Posted on Tuesday, July 5th, 2011


Cincinnati celebrated the 4th of July with a massive military parade.

150 Years Ago Amanda Wilson Wrote — July 4 – 11, 1861

July 4th, 1861 (Thurs.): Beautiful weather for the ‘Military Parade’, and they made a fine appearance.[1] How proudly and yet how sadly I looked upon them – terrible thoughts that they are thus prepared to fight their own brothers – yet – are almost sure to acknowledge them as such. Evening at home with Husband. May we soon have peace.

July 7, 1861 (Sun.): Very oppressive day. Some rain. Funeral procession of our volunteers passed our house in the afternoon. He accidently shot himself with his gun. His company marched in uniform.[2] At home all day. Evening out walking with Obed. Very bad cold.

July 8, 1861 (Mon.): A very cold raining morning, but clear and hot afternoon. At home all day, sewing, etc. Evening – out walking with Obed. Feeling badly from severe cold. Rumors of battles being fought.[3] How dark and cloudy everything looks. Our once happy country, who can tell what is in store for thee!


[1] Cincinnati Daily Gazette, 5 July 1861, p. 2. The 4th of July parade contained all of Cincinnati’s militia companies, combined into one formation. The Gazette wrote: “The above companies formed into line with remarkable precision, and although separate organizations, moving as if perfectly familiar with each other’s peculiar maneuvers, made one of the most imposing military pageants that we have ever witnessed in Cincinnati.” Obed Wilson’s militia unit, the Teachers’ Rifle Company, was the seventh command to pass the reviewing stand, as the entire formation was composed of 17 different companies. The Teachers’ Rifle Company consisted of 50 men, was armed with ‘Minié muskets’, and was led by Captain Locke.
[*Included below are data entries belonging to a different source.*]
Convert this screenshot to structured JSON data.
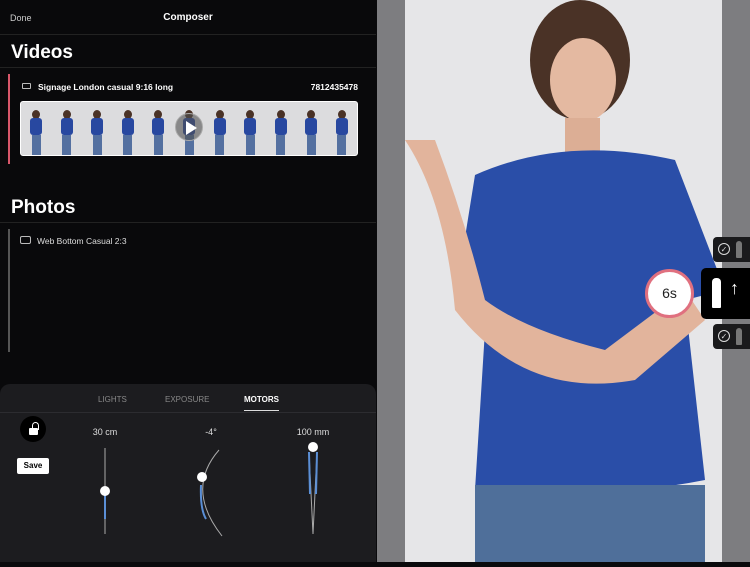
{
  "header": {
    "done": "Done",
    "title": "Composer"
  },
  "videos": {
    "heading": "Videos",
    "item": {
      "name": "Signage London casual 9:16 long",
      "id": "7812435478",
      "thumbnails": 11
    }
  },
  "photos": {
    "heading": "Photos",
    "item": {
      "name": "Web Bottom Casual 2:3"
    }
  },
  "panel": {
    "tabs": [
      "LIGHTS",
      "EXPOSURE",
      "MOTORS"
    ],
    "active_tab": "MOTORS",
    "save": "Save",
    "motors": [
      {
        "label": "30 cm",
        "fraction": 0.5
      },
      {
        "label": "-4°",
        "fraction": 0.6
      },
      {
        "label": "100 mm",
        "fraction": 1.0
      }
    ]
  },
  "preview": {
    "timer": "6s"
  },
  "colors": {
    "accent": "#d8576a",
    "slider": "#5b8fd6",
    "panel": "#1c1c1f"
  }
}
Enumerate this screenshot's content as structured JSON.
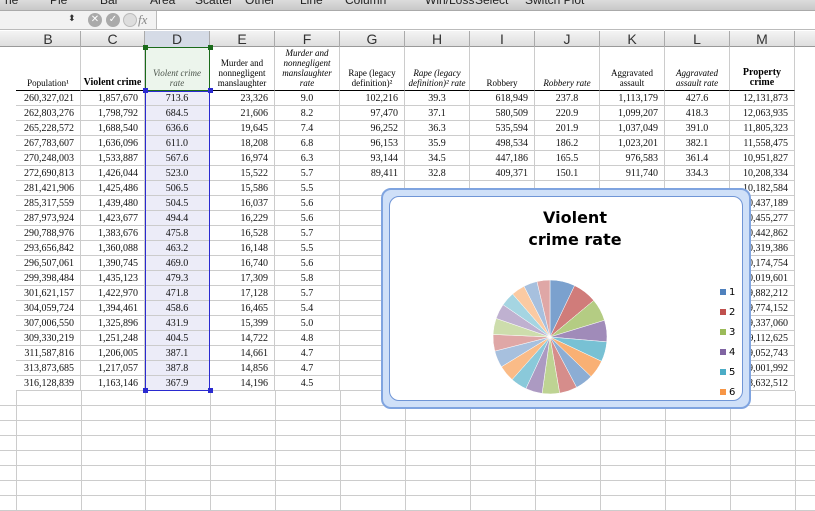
{
  "ribbon": {
    "items": [
      "ne",
      "Pie",
      "Bar",
      "Area",
      "Scatter",
      "Other",
      "Line",
      "Column",
      "Win/Loss",
      "Select",
      "Switch Plot"
    ]
  },
  "formula_bar": {
    "fx": "fx",
    "value": ""
  },
  "columns": [
    "B",
    "C",
    "D",
    "E",
    "F",
    "G",
    "H",
    "I",
    "J",
    "K",
    "L",
    "M"
  ],
  "headers": [
    "Population¹",
    "Violent crime",
    "Violent crime rate",
    "Murder and nonnegligent manslaughter",
    "Murder and nonnegligent manslaughter rate",
    "Rape (legacy definition)²",
    "Rape (legacy definition)² rate",
    "Robbery",
    "Robbery rate",
    "Aggravated assault",
    "Aggravated assault rate",
    "Property crime"
  ],
  "rows": [
    [
      "260,327,021",
      "1,857,670",
      "713.6",
      "23,326",
      "9.0",
      "102,216",
      "39.3",
      "618,949",
      "237.8",
      "1,113,179",
      "427.6",
      "12,131,873"
    ],
    [
      "262,803,276",
      "1,798,792",
      "684.5",
      "21,606",
      "8.2",
      "97,470",
      "37.1",
      "580,509",
      "220.9",
      "1,099,207",
      "418.3",
      "12,063,935"
    ],
    [
      "265,228,572",
      "1,688,540",
      "636.6",
      "19,645",
      "7.4",
      "96,252",
      "36.3",
      "535,594",
      "201.9",
      "1,037,049",
      "391.0",
      "11,805,323"
    ],
    [
      "267,783,607",
      "1,636,096",
      "611.0",
      "18,208",
      "6.8",
      "96,153",
      "35.9",
      "498,534",
      "186.2",
      "1,023,201",
      "382.1",
      "11,558,475"
    ],
    [
      "270,248,003",
      "1,533,887",
      "567.6",
      "16,974",
      "6.3",
      "93,144",
      "34.5",
      "447,186",
      "165.5",
      "976,583",
      "361.4",
      "10,951,827"
    ],
    [
      "272,690,813",
      "1,426,044",
      "523.0",
      "15,522",
      "5.7",
      "89,411",
      "32.8",
      "409,371",
      "150.1",
      "911,740",
      "334.3",
      "10,208,334"
    ],
    [
      "281,421,906",
      "1,425,486",
      "506.5",
      "15,586",
      "5.5",
      "",
      "",
      "",
      "",
      "",
      "",
      "10,182,584"
    ],
    [
      "285,317,559",
      "1,439,480",
      "504.5",
      "16,037",
      "5.6",
      "",
      "",
      "",
      "",
      "",
      "",
      "10,437,189"
    ],
    [
      "287,973,924",
      "1,423,677",
      "494.4",
      "16,229",
      "5.6",
      "",
      "",
      "",
      "",
      "",
      "",
      "10,455,277"
    ],
    [
      "290,788,976",
      "1,383,676",
      "475.8",
      "16,528",
      "5.7",
      "",
      "",
      "",
      "",
      "",
      "",
      "10,442,862"
    ],
    [
      "293,656,842",
      "1,360,088",
      "463.2",
      "16,148",
      "5.5",
      "",
      "",
      "",
      "",
      "",
      "",
      "10,319,386"
    ],
    [
      "296,507,061",
      "1,390,745",
      "469.0",
      "16,740",
      "5.6",
      "",
      "",
      "",
      "",
      "",
      "",
      "10,174,754"
    ],
    [
      "299,398,484",
      "1,435,123",
      "479.3",
      "17,309",
      "5.8",
      "",
      "",
      "",
      "",
      "",
      "",
      "10,019,601"
    ],
    [
      "301,621,157",
      "1,422,970",
      "471.8",
      "17,128",
      "5.7",
      "",
      "",
      "",
      "",
      "",
      "",
      "9,882,212"
    ],
    [
      "304,059,724",
      "1,394,461",
      "458.6",
      "16,465",
      "5.4",
      "",
      "",
      "",
      "",
      "",
      "",
      "9,774,152"
    ],
    [
      "307,006,550",
      "1,325,896",
      "431.9",
      "15,399",
      "5.0",
      "",
      "",
      "",
      "",
      "",
      "",
      "9,337,060"
    ],
    [
      "309,330,219",
      "1,251,248",
      "404.5",
      "14,722",
      "4.8",
      "",
      "",
      "",
      "",
      "",
      "",
      "9,112,625"
    ],
    [
      "311,587,816",
      "1,206,005",
      "387.1",
      "14,661",
      "4.7",
      "",
      "",
      "",
      "",
      "",
      "",
      "9,052,743"
    ],
    [
      "313,873,685",
      "1,217,057",
      "387.8",
      "14,856",
      "4.7",
      "",
      "",
      "",
      "",
      "",
      "",
      "9,001,992"
    ],
    [
      "316,128,839",
      "1,163,146",
      "367.9",
      "14,196",
      "4.5",
      "",
      "",
      "",
      "",
      "",
      "",
      "8,632,512"
    ]
  ],
  "chart": {
    "title": "Violent crime rate",
    "type": "pie",
    "values": [
      713.6,
      684.5,
      636.6,
      611.0,
      567.6,
      523.0,
      506.5,
      504.5,
      494.4,
      475.8,
      463.2,
      469.0,
      479.3,
      471.8,
      458.6,
      431.9,
      404.5,
      387.1,
      387.8,
      367.9
    ],
    "legend": [
      "1",
      "2",
      "3",
      "4",
      "5",
      "6"
    ],
    "colors": [
      "#4f81bd",
      "#c0504d",
      "#9bbb59",
      "#8064a2",
      "#4bacc6",
      "#f79646"
    ]
  }
}
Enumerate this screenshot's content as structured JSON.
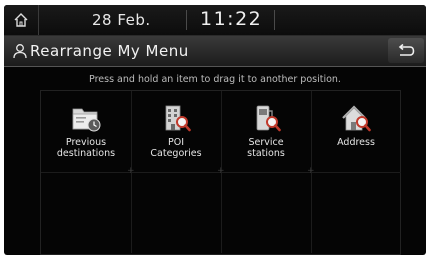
{
  "status_bar": {
    "date": "28 Feb.",
    "time": "11:22"
  },
  "header": {
    "title": "Rearrange My Menu"
  },
  "hint": "Press and hold an item to drag it to another position.",
  "menu_items": [
    {
      "label_line1": "Previous",
      "label_line2": "destinations",
      "icon": "previous-destinations-icon"
    },
    {
      "label_line1": "POI",
      "label_line2": "Categories",
      "icon": "poi-categories-icon"
    },
    {
      "label_line1": "Service",
      "label_line2": "stations",
      "icon": "service-stations-icon"
    },
    {
      "label_line1": "Address",
      "label_line2": "",
      "icon": "address-icon"
    }
  ],
  "colors": {
    "background": "#050505",
    "text": "#e6e6e6",
    "accent_red": "#c0392b"
  }
}
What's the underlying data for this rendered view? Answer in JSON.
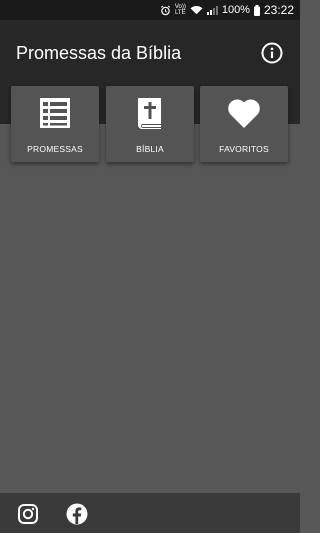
{
  "status_bar": {
    "volte": "Vo))\nLTE",
    "battery": "100%",
    "time": "23:22"
  },
  "header": {
    "title": "Promessas da Bíblia",
    "info_icon": "info-icon"
  },
  "tiles": [
    {
      "label": "PROMESSAS",
      "icon": "list-icon"
    },
    {
      "label": "BÍBLIA",
      "icon": "bible-icon"
    },
    {
      "label": "FAVORITOS",
      "icon": "heart-icon"
    }
  ],
  "bottom_bar": {
    "icons": [
      "instagram-icon",
      "facebook-icon"
    ]
  },
  "colors": {
    "header": "#272727",
    "body": "#575757",
    "tile": "#545454",
    "bottom_bar": "#3a3a3a"
  }
}
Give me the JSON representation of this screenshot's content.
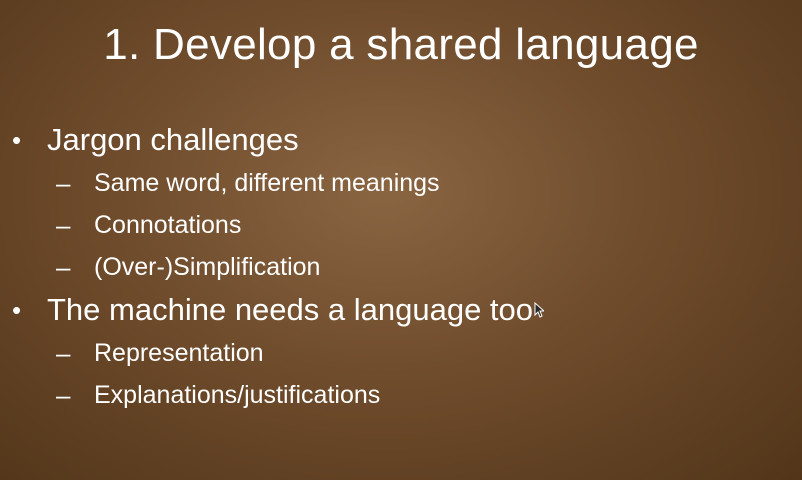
{
  "slide": {
    "title": "1. Develop a shared language",
    "bullet_marker": "•",
    "dash_marker": "–",
    "bullets": [
      {
        "text": "Jargon challenges",
        "subs": [
          "Same word, different meanings",
          "Connotations",
          "(Over-)Simplification"
        ]
      },
      {
        "text": "The machine needs a language too",
        "subs": [
          "Representation",
          "Explanations/justifications"
        ]
      }
    ]
  },
  "icons": {
    "cursor": "mouse-pointer-icon"
  },
  "colors": {
    "background_center": "#8a6542",
    "background_edge": "#523519",
    "text": "#ffffff"
  }
}
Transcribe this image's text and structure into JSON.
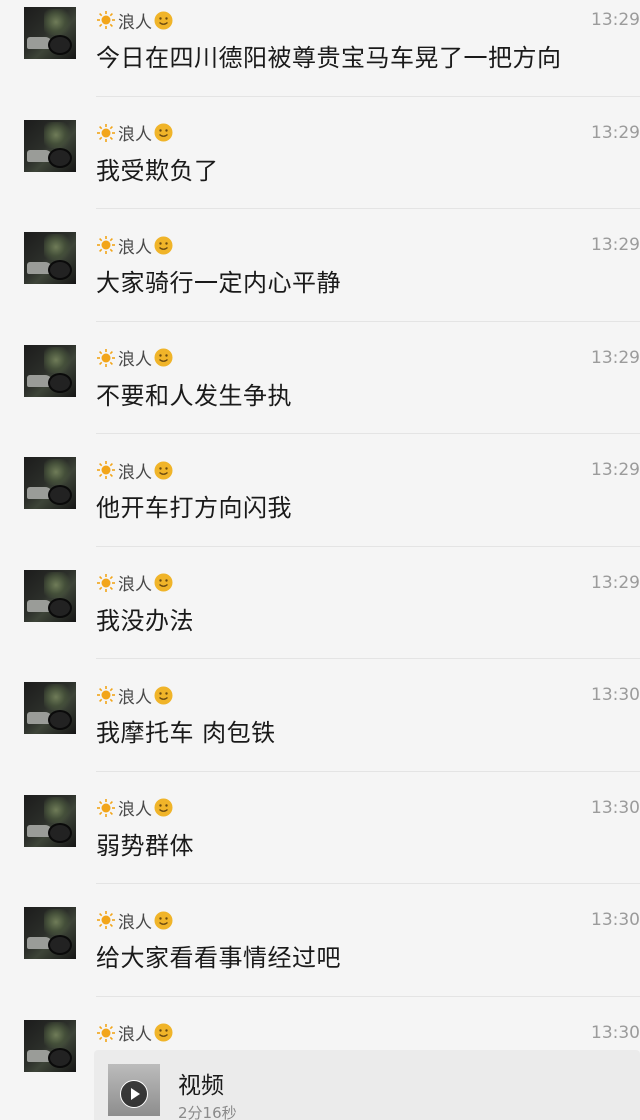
{
  "chat": {
    "sender_name": "浪人",
    "messages": [
      {
        "time": "13:29",
        "text": "今日在四川德阳被尊贵宝马车晃了一把方向"
      },
      {
        "time": "13:29",
        "text": "我受欺负了"
      },
      {
        "time": "13:29",
        "text": "大家骑行一定内心平静"
      },
      {
        "time": "13:29",
        "text": "不要和人发生争执"
      },
      {
        "time": "13:29",
        "text": "他开车打方向闪我"
      },
      {
        "time": "13:29",
        "text": "我没办法"
      },
      {
        "time": "13:30",
        "text": "我摩托车 肉包铁"
      },
      {
        "time": "13:30",
        "text": "弱势群体"
      },
      {
        "time": "13:30",
        "text": "给大家看看事情经过吧"
      },
      {
        "time": "13:30",
        "text": ""
      }
    ],
    "video": {
      "title": "视频",
      "duration": "2分16秒"
    }
  },
  "icons": {
    "name_prefix": "sun-icon",
    "name_suffix": "smile-emoji-icon"
  },
  "colors": {
    "background": "#f5f5f5",
    "sun": "#f2a51a",
    "smile": "#f0b429"
  }
}
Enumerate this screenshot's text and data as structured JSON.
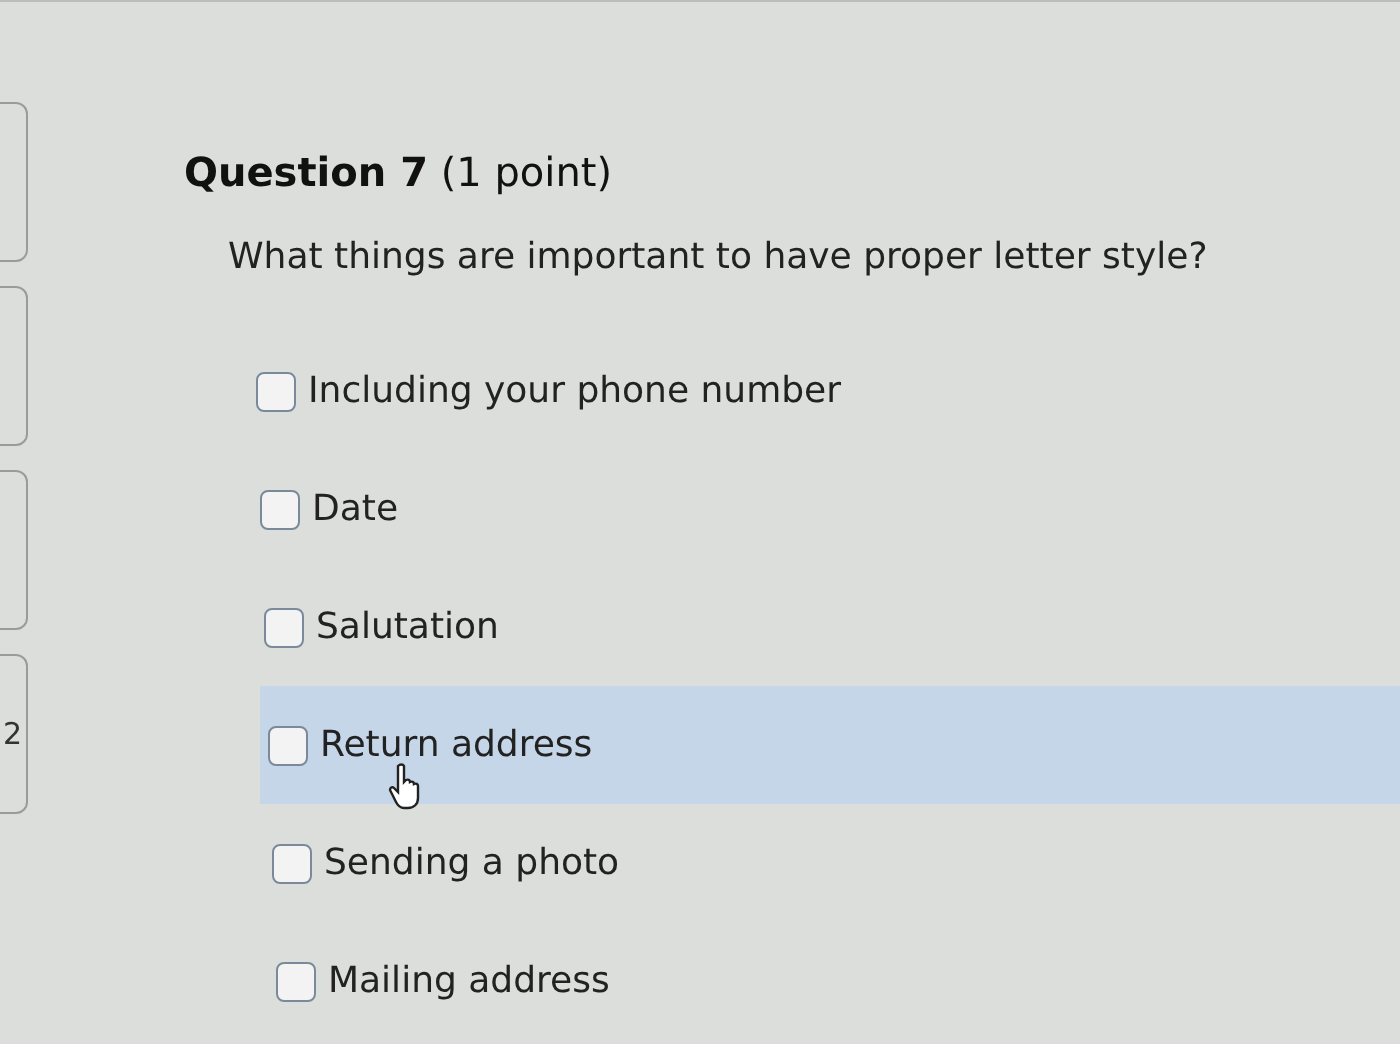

[2] The Daily Times, 8 July 1861, p. 3. The Times noted the accident, writing: One of the Montgomery boys was accidently killed yesterday – a Mr. Johnson, of Company D. He was engaged in cleaning his gun, with the muzzle upon a rock, and the lock at full cock. The gun exploded, and there being no outlet for the charge, the barrel burst, and a portion penetrated the heart.”

[3] Cincinnati Daily Gazette, 8 July 1861, p. 1. The Gazette followed the activities occurring around the nation’s capital, writing: “The rumor current in Washington, today, that our troops have advanced within three miles of Fairfax, in incorrect.” The article corrected: “The grand army will advance three divisions.” The Gazette noted, “Where the three columns will combine cannot be stated, but we may venture to say that it will be a point beyond Fairfax Court House.” The story ended with: “An escaped slave reports the rebels at Fairfax retreating.”